When printing envelopes or postcards the fact that the entire fuser width heats up is no help, it just means the edges of the fuser run hotter than necessary overheating the margins of the heater element and the pressure roller. A particular focus of mechanical and thermal stress at the margins creates "edgewear". The pressure roller is a firm but elastic rubber. The ceramic heater bar is far less elastic and reinforced by a strong steel bar. The medium itself has a thickness, in the case of 80gsm paper it is about 0.1mm, and envelope about two or three times that because of the seams. The rotation of the fuser forces the paper in, but it is under considerable pressure at the margins. Mechanically the sleeve and the glass coat on the ceramic heater are under some stress, so is the pressure roller although in it's case the greater stress might be the area at the edges where the fuser is not being cooled by the paper passing through.

European Patent Application EP 0 977 097 A3 by Michael Martin of HP covers Sensing print media size to temperature control a multi-heating element fixing device.
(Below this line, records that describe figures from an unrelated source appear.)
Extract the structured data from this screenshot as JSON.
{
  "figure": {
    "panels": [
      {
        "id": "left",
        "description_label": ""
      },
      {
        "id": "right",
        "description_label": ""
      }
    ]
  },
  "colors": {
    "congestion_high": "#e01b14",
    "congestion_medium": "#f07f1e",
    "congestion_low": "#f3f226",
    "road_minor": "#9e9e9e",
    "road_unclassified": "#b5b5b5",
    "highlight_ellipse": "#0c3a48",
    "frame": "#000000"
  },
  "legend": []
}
A fixing device control system controls multiple heating elements included in the fuser so that the duty cycle of the power applied to multiple heating elements results in an optimal temperature profile over the length of the fuser. Multiple thermistors are used in a feedback control circuit to regulate the temperature profile of the fuser

The P4014 printers do know about media size because as well as the size set for the tray they have two sensors at either side just after the registration station.
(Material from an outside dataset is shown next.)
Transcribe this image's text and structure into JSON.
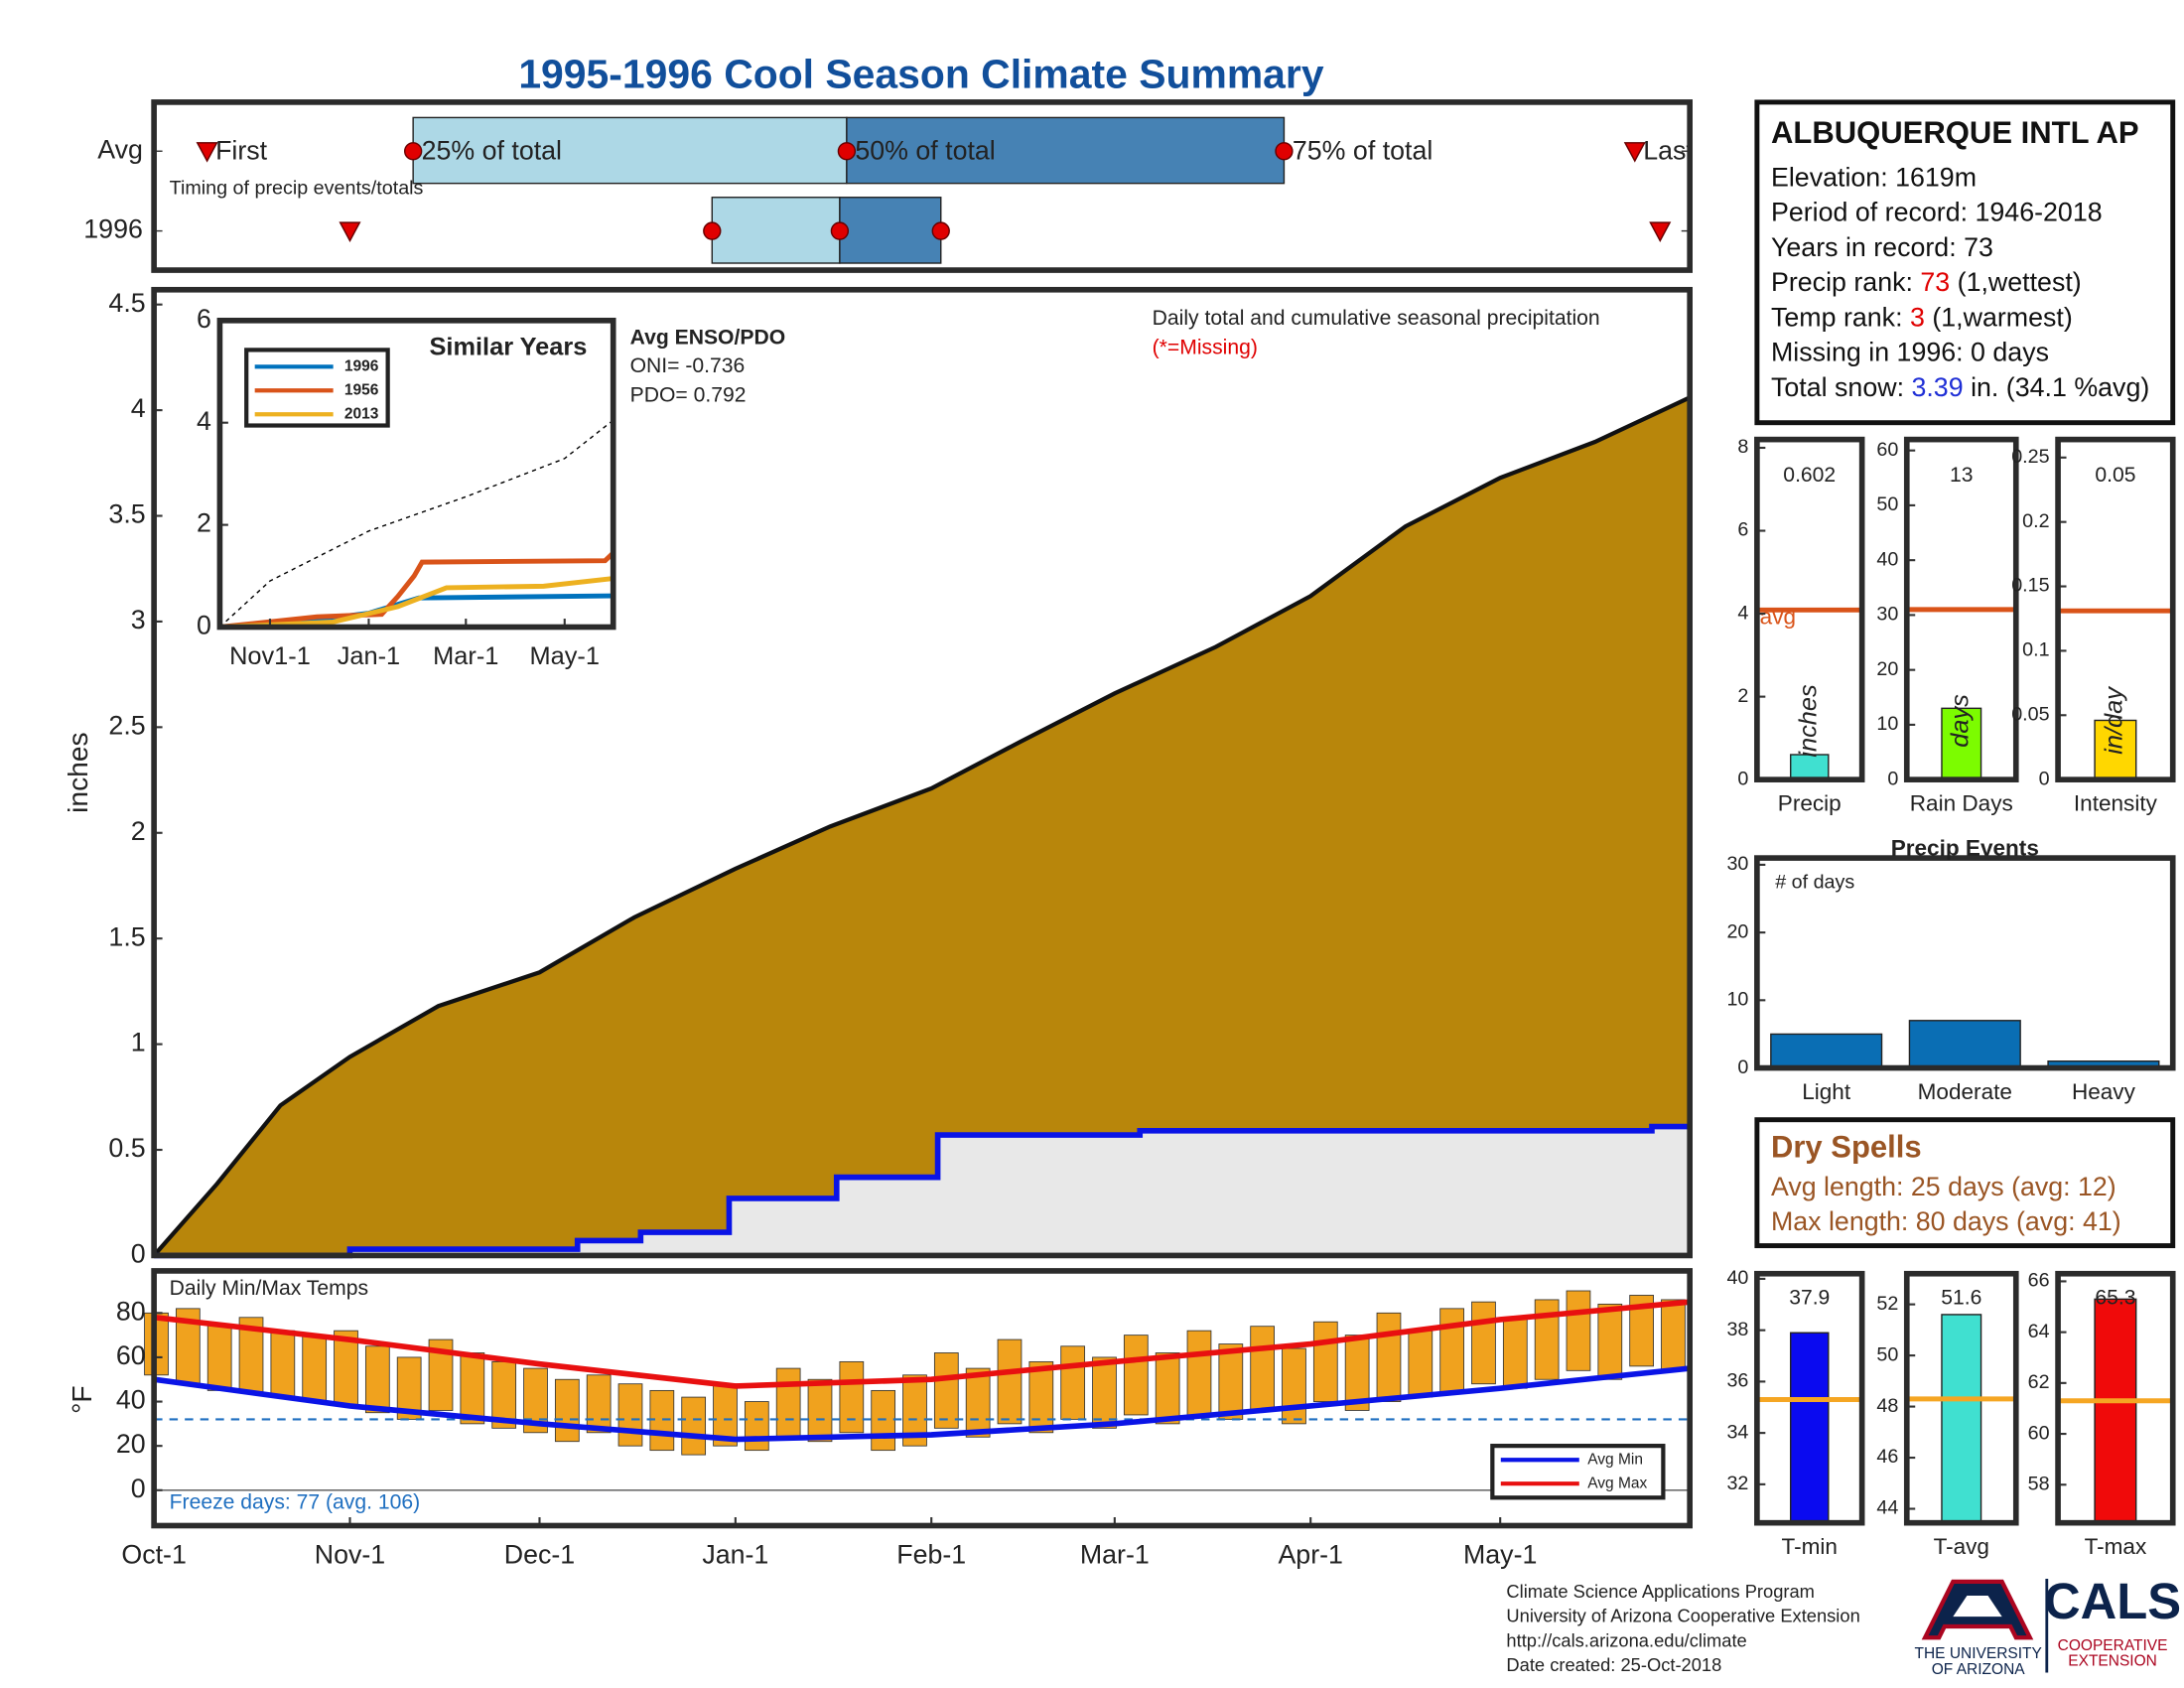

The actual fuser used in the LaserJet P4014 series is somewhat simplified from the ideal but has two thermistors, one near the middle and one near the margin. It appears that if the margin is too cool it will give "50.8" but more likely it will overheat and give "50.9".

The HP Color LaserJetCP5520 has something like the full implementation of the idea in the patent with two heaters, one for the middle of the page and another doing the edges and four thermistors, one in the middle of the heater, another nearby detecting the temperature of the sleeve and one at either end of the heater.

Web Research

I tried querying Google with P4015 "50.8 FUSER ERROR" in quotes and got a suggestion of About 13,300 results; once more implying a popular topic.

  • fortwayneprinterrepair I like this site but this is just the index page and not an answer to the query. There is an article about 50.8 amongst the stuff but it is for the P3015 and isn't insightful.
  • HP CLJ-2600N another in the collection of irrelevant printers that can have error 50.8.
  • fixya wrong printer, wrong advice.
  • chirasu.com About Chirasu.com "We capture snapshots of RSS feeds as their contents are udpated" - so that explains why its a miscellany of the semi relevant. Its a sort of search engine. Nothing relevant though.
  • scribd Scribd flash version of the HP service manual. Useful enough if you can't find the pdf.
  • helpowl right fault, wrong printer, nothing useful.
  • thumbcreator collection of pages supposedly related to 50.3

I'm disappointed in this. There were just a couple of pages of scarcely relevant stuff before the repeat the search with the omitted results included message. Perhaps I need to change my search strategy. I'll give the current method a couple more goes.

HP do themselves no favours. They know why they are fitting sub-thermistors in fusers (or if they don't Canon do) and why they merit a different error. However so far as I can tell they do not explain, either in the service manual of on their web sites.